Similarly, for the second statement, if we were to break down the organisational dynamics, we can roughly see two slightly differing reward function. Employees may be seeking recognition, growth opportunities and financial incentives. An employer strives to enhance productivity, retain talent and achieve business opportunities. The objectives of the employee and the employer may not always fully aligned and there are intricacies to consider in maintaining a delicate balance.

One set of contradictory rewards that occur to employees and employers, especially at a resource constraint company, is the maximisation of financial incentives for individuals and the maximisation of profit for the organisation. The big tech constantly makes news about bad working conditions and putting priorities of profit over people.
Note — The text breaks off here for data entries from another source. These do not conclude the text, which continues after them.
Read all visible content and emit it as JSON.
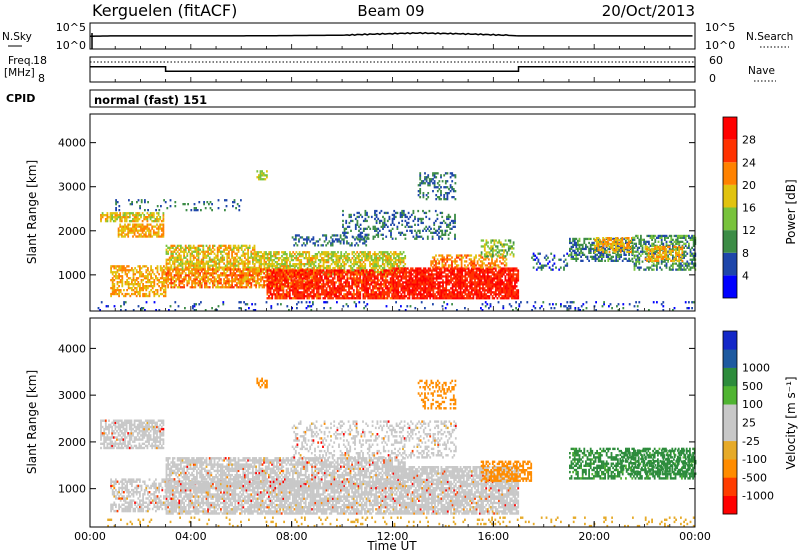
{
  "header": {
    "station": "Kerguelen (fitACF)",
    "beam": "Beam 09",
    "date": "20/Oct/2013"
  },
  "colors": {
    "power": [
      "#0000ff",
      "#1e46aa",
      "#3c8c46",
      "#78c33c",
      "#e1c30f",
      "#ff8200",
      "#ff3200",
      "#ff0000"
    ],
    "velocity": [
      "#ff0000",
      "#ff3c00",
      "#ff8c00",
      "#e6aa28",
      "#c8c8c8",
      "#c8c8c8",
      "#50b432",
      "#2d8c3c",
      "#1e5aa0",
      "#1428c8"
    ],
    "ground_scatter": "#c8c8c8"
  },
  "chart_data": [
    {
      "id": "nsky",
      "type": "line",
      "ylabel": "N.Sky",
      "ylabel_right": "N.Search",
      "ytick_labels_left": [
        "10^5",
        "10^0"
      ],
      "ytick_labels_right": [
        "10^5",
        "10^0"
      ],
      "series": [
        {
          "values": [
            [
              0,
              4.0
            ],
            [
              1,
              4.1
            ],
            [
              6,
              4.1
            ],
            [
              10,
              4.3
            ],
            [
              11,
              4.6
            ],
            [
              13,
              5.0
            ],
            [
              15,
              4.7
            ],
            [
              16.5,
              4.3
            ],
            [
              17,
              4.1
            ],
            [
              24,
              4.1
            ]
          ]
        }
      ]
    },
    {
      "id": "freq",
      "type": "line",
      "ylabel": "Freq.",
      "ylabel_units": "[MHz]",
      "ylabel_right": "Nave",
      "yticks_left": [
        18,
        8
      ],
      "yticks_right": [
        60,
        0
      ],
      "ylim_left": [
        8,
        18
      ],
      "ylim_right": [
        0,
        60
      ],
      "freq_series": [
        [
          0,
          14.1
        ],
        [
          3.0,
          14.1
        ],
        [
          3.0,
          12.3
        ],
        [
          17.0,
          12.3
        ],
        [
          17.0,
          14.1
        ],
        [
          24,
          14.1
        ]
      ],
      "nave_series": [
        [
          0,
          48
        ],
        [
          24,
          48
        ]
      ]
    },
    {
      "id": "cpid",
      "type": "table",
      "label": "CPID",
      "value": "normal (fast) 151"
    },
    {
      "id": "power",
      "type": "heatmap",
      "ylabel": "Slant Range [km]",
      "yticks": [
        1000,
        2000,
        3000,
        4000
      ],
      "ylim": [
        180,
        4650
      ],
      "xlim": [
        0,
        24
      ],
      "colorbar_label": "Power [dB]",
      "colorbar_ticks": [
        4,
        8,
        12,
        16,
        20,
        24,
        28
      ],
      "colorbar_range": [
        0,
        32
      ],
      "regions": [
        {
          "t0": 0.4,
          "t1": 2.9,
          "r0": 2200,
          "r1": 2420,
          "v": 18,
          "dens": 0.7
        },
        {
          "t0": 1.1,
          "t1": 2.9,
          "r0": 1850,
          "r1": 2150,
          "v": 20,
          "dens": 0.7
        },
        {
          "t0": 0.8,
          "t1": 3.0,
          "r0": 500,
          "r1": 1200,
          "v": 20,
          "dens": 0.55
        },
        {
          "t0": 3.0,
          "t1": 6.5,
          "r0": 1100,
          "r1": 1650,
          "v": 18,
          "dens": 0.7
        },
        {
          "t0": 6.5,
          "t1": 12.5,
          "r0": 1000,
          "r1": 1500,
          "v": 17,
          "dens": 0.65
        },
        {
          "t0": 3.0,
          "t1": 9.0,
          "r0": 700,
          "r1": 1150,
          "v": 22,
          "dens": 0.7
        },
        {
          "t0": 7.0,
          "t1": 12.0,
          "r0": 450,
          "r1": 1100,
          "v": 27,
          "dens": 0.8
        },
        {
          "t0": 12.0,
          "t1": 17.0,
          "r0": 450,
          "r1": 1150,
          "v": 28,
          "dens": 0.85
        },
        {
          "t0": 13.5,
          "t1": 16.5,
          "r0": 1150,
          "r1": 1450,
          "v": 22,
          "dens": 0.5
        },
        {
          "t0": 8.0,
          "t1": 11.0,
          "r0": 1650,
          "r1": 1900,
          "v": 8,
          "dens": 0.35
        },
        {
          "t0": 10.0,
          "t1": 14.5,
          "r0": 1800,
          "r1": 2450,
          "v": 8,
          "dens": 0.3
        },
        {
          "t0": 13.0,
          "t1": 14.5,
          "r0": 2700,
          "r1": 3300,
          "v": 8,
          "dens": 0.35
        },
        {
          "t0": 15.5,
          "t1": 16.8,
          "r0": 1400,
          "r1": 1800,
          "v": 14,
          "dens": 0.45
        },
        {
          "t0": 1.0,
          "t1": 6.0,
          "r0": 2450,
          "r1": 2700,
          "v": 8,
          "dens": 0.12
        },
        {
          "t0": 0.3,
          "t1": 24.0,
          "r0": 180,
          "r1": 400,
          "v": 6,
          "dens": 0.12
        },
        {
          "t0": 17.5,
          "t1": 19.0,
          "r0": 1100,
          "r1": 1500,
          "v": 6,
          "dens": 0.2
        },
        {
          "t0": 19.0,
          "t1": 21.5,
          "r0": 1300,
          "r1": 1800,
          "v": 9,
          "dens": 0.55
        },
        {
          "t0": 20.0,
          "t1": 21.5,
          "r0": 1500,
          "r1": 1850,
          "v": 20,
          "dens": 0.55
        },
        {
          "t0": 21.5,
          "t1": 24.0,
          "r0": 1100,
          "r1": 1900,
          "v": 10,
          "dens": 0.55
        },
        {
          "t0": 22.0,
          "t1": 23.5,
          "r0": 1300,
          "r1": 1650,
          "v": 20,
          "dens": 0.55
        },
        {
          "t0": 6.6,
          "t1": 7.0,
          "r0": 3150,
          "r1": 3350,
          "v": 16,
          "dens": 0.6
        }
      ]
    },
    {
      "id": "velocity",
      "type": "heatmap",
      "xlabel": "Time UT",
      "ylabel": "Slant Range [km]",
      "yticks": [
        1000,
        2000,
        3000,
        4000
      ],
      "ylim": [
        180,
        4650
      ],
      "xticks": [
        0,
        4,
        8,
        12,
        16,
        20,
        24
      ],
      "xtick_labels": [
        "00:00",
        "04:00",
        "08:00",
        "12:00",
        "16:00",
        "20:00",
        "00:00"
      ],
      "xlim": [
        0,
        24
      ],
      "colorbar_label": "Velocity [m s⁻¹]",
      "colorbar_ticks": [
        "-1000",
        "-500",
        "-100",
        "-25",
        "25",
        "100",
        "500",
        "1000"
      ],
      "regions": [
        {
          "t0": 0.4,
          "t1": 2.9,
          "r0": 1850,
          "r1": 2450,
          "v": 0,
          "dens": 0.7
        },
        {
          "t0": 0.8,
          "t1": 3.0,
          "r0": 500,
          "r1": 1200,
          "v": 0,
          "dens": 0.55
        },
        {
          "t0": 3.0,
          "t1": 12.5,
          "r0": 1000,
          "r1": 1650,
          "v": 0,
          "dens": 0.7
        },
        {
          "t0": 3.0,
          "t1": 12.0,
          "r0": 450,
          "r1": 1150,
          "v": 0,
          "dens": 0.75
        },
        {
          "t0": 12.0,
          "t1": 17.0,
          "r0": 450,
          "r1": 1450,
          "v": 0,
          "dens": 0.8
        },
        {
          "t0": 15.5,
          "t1": 17.5,
          "r0": 1150,
          "r1": 1600,
          "v": -300,
          "dens": 0.55
        },
        {
          "t0": 8.0,
          "t1": 14.5,
          "r0": 1650,
          "r1": 2450,
          "v": 0,
          "dens": 0.3
        },
        {
          "t0": 13.0,
          "t1": 14.5,
          "r0": 2700,
          "r1": 3300,
          "v": -200,
          "dens": 0.35
        },
        {
          "t0": 6.6,
          "t1": 7.0,
          "r0": 3150,
          "r1": 3350,
          "v": -300,
          "dens": 0.6
        },
        {
          "t0": 0.3,
          "t1": 24.0,
          "r0": 180,
          "r1": 400,
          "v": -60,
          "dens": 0.1
        },
        {
          "t0": 19.0,
          "t1": 24.0,
          "r0": 1200,
          "r1": 1850,
          "v": 150,
          "dens": 0.55
        },
        {
          "t0": 21.0,
          "t1": 24.0,
          "r0": 1300,
          "r1": 1800,
          "v": 300,
          "dens": 0.35
        }
      ]
    }
  ]
}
To address the complexities of conflicting reward functions, it is crucial to delve into the motivations and reward functions of individuals or groups. Rather than making sweeping assumptions, it is essential to consider the unique perspectives, desires, and priorities of each stakeholder. This understanding forms the foundation for effective decision-making and navigating the intricacies of reward maximisation. By actively engaging in discussions and valuing different perspectives, it becomes possible to uncover common ground and build consensus.

Policy-based approaches led to a system—be it animal, human, or machine—with highly trained “muscle memory.” The right behavior just flowed effortlessly. Value-based approaches, by contrast, led to a system with a highly trained “spider-sense.” It could tell right away if a situation was threatening or promising. Either, alone, if fully developed, was enough. In practice, however, policy-based approaches and value-based approaches went hand in hand. Barto and Sutton began to elaborate an idea known as the “actor-critic” architecture, where the “actor” half of the system would learn to take good actions, and the “critic” half would learn to predict future rewards.

Christian’s book also touched on the policy-based and value-based approach to shaping behaviour. By utilising the “actor-critic” architecture, both the employer and employee can form a constant feedback loop to desirable outcomes.